Talofofo Falls Park: Outrageously touted as one of Guam’s most important sights (photos of the falls appear everywhere on the island and in the official tourist literature), this place shamelessly cashes in on its worldwide notoriety as the location where Japanese soldier Shoichi Yokoi famously hid (not realizing the second World War was over) for an astonishing 28 years until he was accidentally discovered by fishermen in 1972. Certainly it’s fascinating to see the location of the cave (actually a small tunnel dug out of the earth; a replica has taken the place of the original cave, which collapsed in a typhoon) but to see the cave, take the cable car ride down into the valley (at just two minutes long, by far the shortest I’ve ever taken) and see the two waterfalls (disfigured by concrete paths, colored viewing platforms and bridges), there’s a audaciously high US$20 admission fee.
Talifak Spanish Bridge: Another landmark often seen in the tourist literature, we actually drove straight past it twice before finally finding the bridge, a fragile, half-ruined structure crossing a small brook next to a rather smart residence.
After two days exploring with little to show for our efforts, we finally admitted defeat, returned to our hotel at Tumon Bay, and joined the other tourists in appreciating the wonderful American restaurants (steak and ribs every night!), the beach, the hotel’s infinity pool, drinks at the poolside bar, the island’s famous sunsets and the hospitality of the very friendly locals.
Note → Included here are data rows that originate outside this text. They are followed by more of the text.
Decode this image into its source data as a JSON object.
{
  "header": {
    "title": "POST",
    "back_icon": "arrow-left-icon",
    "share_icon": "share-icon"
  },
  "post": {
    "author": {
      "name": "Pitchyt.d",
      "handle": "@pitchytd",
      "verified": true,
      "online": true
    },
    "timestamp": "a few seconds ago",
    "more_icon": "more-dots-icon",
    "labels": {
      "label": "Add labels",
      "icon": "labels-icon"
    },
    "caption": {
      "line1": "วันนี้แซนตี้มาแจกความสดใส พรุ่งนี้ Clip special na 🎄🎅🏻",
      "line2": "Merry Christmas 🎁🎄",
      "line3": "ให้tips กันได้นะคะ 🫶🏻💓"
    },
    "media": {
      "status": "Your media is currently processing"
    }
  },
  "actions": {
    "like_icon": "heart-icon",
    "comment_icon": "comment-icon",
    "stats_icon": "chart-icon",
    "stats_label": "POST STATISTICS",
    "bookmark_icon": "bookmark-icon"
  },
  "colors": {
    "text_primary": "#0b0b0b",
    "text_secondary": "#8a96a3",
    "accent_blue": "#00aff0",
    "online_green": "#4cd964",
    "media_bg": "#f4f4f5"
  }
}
This last of our trip to Guam, needless to say, was an infinitely more enjoyable experience than the first two….
Getting around: This is America, so you’ll need a hire car to get almost anywhere (although for trips to Tumon Bay’s restaurants and shopping malls there’s a regular shuttle bus).
If you’re really set on hiking on the island, forget the map available in the two bookstores on the island’s capital, Tamuning and in some Circle K convenience stores. It looks great and lists loads of intriguing places, but many of them are almost impossible to find. It’s good for route finding with the car, though. There is a well established tradition of hiking here (where it answers to the quaint local name of ‘boonie stomping’), but unless the local hiking book gets re-printed (it is apparently being revised) you’ll need to contact someone in advance, as from our experience, finding any trails to follow is a deeply frustrating experience. The man with all the info is Dave Lots, organiser of Guam Boonie Stompers (firstname.lastname@example.org , phone 653 2897). If you’re on island at the weekend, Dave organises a hike every Saturday morning, to a different place each time, and of widely varying difficulty.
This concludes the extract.